The Army is training with futuristic night-vision goggles that transform lurking in the dark into a video-game-like experience.

The armed forces have released a stream of videos this year showing soldiers, objects and locations after dark outlined in a glowing white light. The footage looks like scenes from role-playing video games such as “Halo,” but it actually shows what the world looks like through the military’s new Enhanced Night Vision Goggle-Binocular (ENVG-B).

The product is part of a years-long push to modernize tools the military uses, officials say. The helmet-mounted device, loaded with thermal imaging and augmented reality capabilities, introduces technology found in smartphones and gaming systems to traditional night-vision hardware.

“It brings in gaming capabilities that kids are used to from video games. Now, they’re getting to use those when they join our military forces,” said Erik Fox, vice president and general manager at Elbit Systems of America – Night Vision, the company behind the devices. The firm is owned by Israel’s Elbit Systems, an international defense electronics company.

The goggles represent a shift away from the green-washed imagery typical of traditional night equipment, which can cause eyestrain and fatigue. The new image is easier on the eyes and provides more clarity, making targets easier to spot through clouds of smoke and in low-visibility weather.

“Night-vision goggles with the green tint seems cool and all, until you’ve actually been wearing those all night,” said Blake Gaughan, an infantry officer at Joint Base Lewis-McChord in Washington state. “If you’re running continuous night operations, it just gives you a headache.” He has used the new goggles and is helping train others on how they work.

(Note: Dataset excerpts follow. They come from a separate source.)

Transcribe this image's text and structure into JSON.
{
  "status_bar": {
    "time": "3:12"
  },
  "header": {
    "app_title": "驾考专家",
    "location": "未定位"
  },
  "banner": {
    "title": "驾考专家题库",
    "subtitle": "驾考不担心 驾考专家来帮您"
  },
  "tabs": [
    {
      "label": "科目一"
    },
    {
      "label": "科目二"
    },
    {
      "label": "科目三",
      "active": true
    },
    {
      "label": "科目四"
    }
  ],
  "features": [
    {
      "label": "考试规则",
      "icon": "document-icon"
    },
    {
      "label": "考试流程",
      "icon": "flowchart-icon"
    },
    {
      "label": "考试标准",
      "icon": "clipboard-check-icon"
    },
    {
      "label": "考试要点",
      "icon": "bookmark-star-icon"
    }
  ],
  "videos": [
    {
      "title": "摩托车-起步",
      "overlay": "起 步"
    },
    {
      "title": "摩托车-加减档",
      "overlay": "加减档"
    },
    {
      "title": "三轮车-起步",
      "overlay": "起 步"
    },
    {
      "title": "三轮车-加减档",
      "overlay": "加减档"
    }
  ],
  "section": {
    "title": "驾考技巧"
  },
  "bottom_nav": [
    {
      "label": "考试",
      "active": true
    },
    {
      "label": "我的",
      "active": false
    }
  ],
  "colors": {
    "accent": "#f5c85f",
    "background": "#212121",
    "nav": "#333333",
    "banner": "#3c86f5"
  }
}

The new night-vision capabilities take center stage in several videos and screenshots posted online by the military combat squad the Lancer Brigade. In one video, soldiers are lit up under the night sky as they load ammunition into a machine gun for weapons training. In one series of photos, the soldiers are clearly outlined against a concrete wall at night.

Elbit began shipping the goggles to the Army last year in a deal worth up to $422 million for enhanced night-vision systems. The company, based in Roanoke, specializes in electronics for homeland security and says its next-generation binoculars infuse the latest in connectivity with old vacuum tube technology found in black-and-white TVs.

The military’s new gadget works by amplifying existing light, either from the moon, stars or sources on the ground. The device senses tiny amounts of photons reflected off seemingly dark objects. Then, the photons pass over an internal surface engineered to convert light into electrons. The electrons are amplified by striking a quarter-sized glass plate that has millions of tiny holes in it. Then, they pass a screen coated with phosphor, a fluorescent substance, to create an image.

Traditionally, a green phosphor is used, which is why green-hued night-vision imagery is well-known. But Elbit’s latest device uses white phosphor, producing black-and-white images, which officers say creates more contrast and greater clarity at night.

“Generally, when you think of night goggles, you think of ambient green light, which is helpful, but this is an improvement on that and allows for better accuracy,” said Daniel Mathews, public affairs officer for the Lancer Brigade.

The Army’s latest goggles include an outline mode, which creates glowing white outlines. There’s an augmented reality overlay that can display navigation instructions and maps. The goggles can also connect wirelessly to others in the platoon, so if a soldier spots something, they can mark that object in cyberspace and have it show up on other people’s binoculars.

The upgrade was built with an adjustable intensity tool that works in the daylight, where previous generations couldn’t.

“With a lot of the older models, if a flash bang went off, or if there was a bright light, you would be almost blind because the binoculars were taking in all that light,” Mathews said. “These have the ability to adjust, so you can use these during the day at dusk.”

And it’s not just the Army suiting up with next-level night-vision systems. The Marines also recruited Elbit to replace its night-vision tech with a pair of binoculars for greater depth perception. The project began in 2019 to replace the military branches’ old monocular system with updated binoculars.

The monocular goggles meant troops could see only nighttime imagery through one eye. And in April, the Marines announced that Elbit would upgrade its night-vision goggles through 2022. Part of that deal includes a helmet clip-on that detects infrared energy and enables troops to see thermal images.

The Army’s version has the heat-imaging system built in, and it outlines objects giving off heat in orange, making enemies in the field easier to spot, soldiers say.

The Army is deploying the goggles on a rolling basis.

“It’s a new piece of tech, and we want to make sure everyone has time to get properly trained” on how each of the modes work, said Gaughan, an infantry officer at Joint Base Lewis-McChord in Washington state. “It’s an ongoing process to get people properly trained rather than just handing them all out.”

Outdoor enthusiasts, hunters and survivalists can buy goggles powered by Elbit’s tech, too. The company supplies its technology to California-based US Night Vision, a corporation offering night vision goggles online for $11,800. Elbit’s tech is also used in goggles sold by Pennsylvania-based Night Vision Devices, which lists goggles online for about $7,500 plus additional costs for batteries and accessories.